Statistically speaking, rollovers are more likely to cause deaths than other types of truck accidents. For this reason, it is vital to hold all liable parties accountable for their negligent conduct and failure to prevent a rollover.
Liability for a truck rollover depends on the circumstances of the accident. Depending on what caused the crash, the following parties can be responsible:
- The truck driver
- Another driver
- The owner of the vehicle that rolled over
- The trucking company
- The company responsible for shipping or loading cargo
- The company responsible for vehicle maintenance
- Vehicle manufacturers
Negligence is the fault theory that creates the basis of liability in almost all truck accident cases, including those that involve rollovers. Consider speaking with an experienced lawyer to determine liability in your particular case.
What Evidence Do You Need to Prove Fault in a Truck Rollover Accident?
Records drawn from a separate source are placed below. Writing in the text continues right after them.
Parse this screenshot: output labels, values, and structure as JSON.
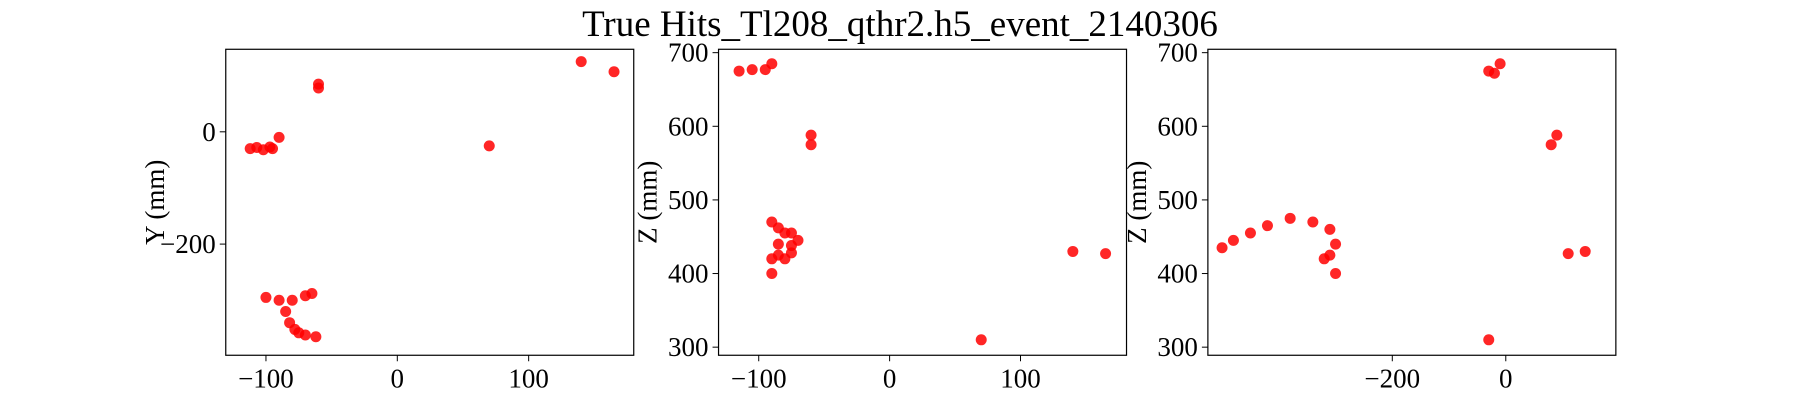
{
  "title": "True Hits_Tl208_qthr2.h5_event_2140306",
  "chart_data": [
    {
      "type": "scatter",
      "ylabel": "Y (mm)",
      "color": "#ff0000",
      "x": [
        -112,
        -107,
        -102,
        -97,
        -95,
        -90,
        -60,
        -60,
        70,
        140,
        165,
        -100,
        -90,
        -80,
        -70,
        -65,
        -85,
        -82,
        -78,
        -75,
        -70,
        -62
      ],
      "y": [
        -30,
        -28,
        -32,
        -27,
        -30,
        -10,
        85,
        78,
        -25,
        125,
        107,
        -295,
        -300,
        -300,
        -292,
        -288,
        -320,
        -340,
        -352,
        -358,
        -362,
        -365
      ],
      "xlim": [
        -130.6,
        180
      ],
      "ylim": [
        -398,
        147
      ],
      "xticks": [
        {
          "value": -100,
          "label": "−100"
        },
        0,
        100
      ],
      "yticks": [
        {
          "value": -200,
          "label": "−200"
        },
        0
      ]
    },
    {
      "type": "scatter",
      "ylabel": "Z (mm)",
      "color": "#ff0000",
      "x": [
        -115,
        -105,
        -95,
        -90,
        -60,
        -60,
        -90,
        -85,
        -80,
        -75,
        -70,
        -75,
        -85,
        -90,
        -80,
        -75,
        -85,
        -90,
        70,
        140,
        165
      ],
      "y": [
        675,
        677,
        677,
        685,
        588,
        575,
        470,
        462,
        455,
        455,
        445,
        438,
        425,
        420,
        420,
        428,
        440,
        400,
        310,
        430,
        427
      ],
      "xlim": [
        -130.7,
        181
      ],
      "ylim": [
        289,
        704.6
      ],
      "xticks": [
        {
          "value": -100,
          "label": "−100"
        },
        0,
        100
      ],
      "yticks": [
        300,
        400,
        500,
        600,
        700
      ]
    },
    {
      "type": "scatter",
      "ylabel": "Z (mm)",
      "color": "#ff0000",
      "x": [
        -500,
        -480,
        -450,
        -420,
        -380,
        -340,
        -310,
        -300,
        -310,
        -320,
        -300,
        -30,
        -20,
        -10,
        -30,
        80,
        90,
        110,
        140
      ],
      "y": [
        435,
        445,
        455,
        465,
        475,
        470,
        460,
        440,
        425,
        420,
        400,
        675,
        672,
        685,
        310,
        575,
        588,
        427,
        430
      ],
      "xlim": [
        -525,
        194
      ],
      "ylim": [
        289,
        704.6
      ],
      "xticks": [
        {
          "value": -200,
          "label": "−200"
        },
        0
      ],
      "yticks": [
        300,
        400,
        500,
        600,
        700
      ]
    }
  ]
}
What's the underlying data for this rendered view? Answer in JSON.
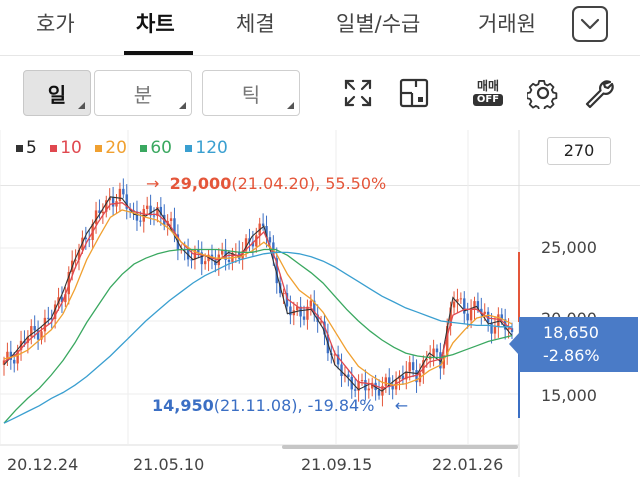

The strength of your case after a truck rollover accident depends on the availability of evidence in your case. If you suffered injuries in a truck rollover, you should gather as much evidence as possible to prove fault and obtain the compensation you deserve.
Valuable pieces of evidence in a rollover accident include:
- The police report
- Photos from the scene of the crash
- Witness testimony
- Videos footage showing the moment of the rollover
- Your medical records
- The truck’s black box data
- The driver’s logbooks
- The vehicle’s maintenance records
- Information about cargo weight and loading
These and other pieces of evidence can be collected during a thorough investigation conducted by a knowledgeable lawyer. Consider contacting an attorney to help you gather all valuable evidence and present your case to the insurance company or the judge or jury in the most convincing manner possible.
Should You Hire a Truck Rollover Lawyer?
While not all truck accident cases require the help of an attorney, those that involve catastrophic injuries, deaths, and/or multiple liable parties do. An experienced lawyer can help an injured victim seek compensation for their damages and losses by conducting a comprehensive investigation, collecting evidence, identifying liable parties, and pursuing a fair settlement amount on behalf of the victim.
A knowledgeable Phoenix truck accident attorney can take swift action to build a strong case, preserve evidence, and protect your legal rights after a truck rollover accident.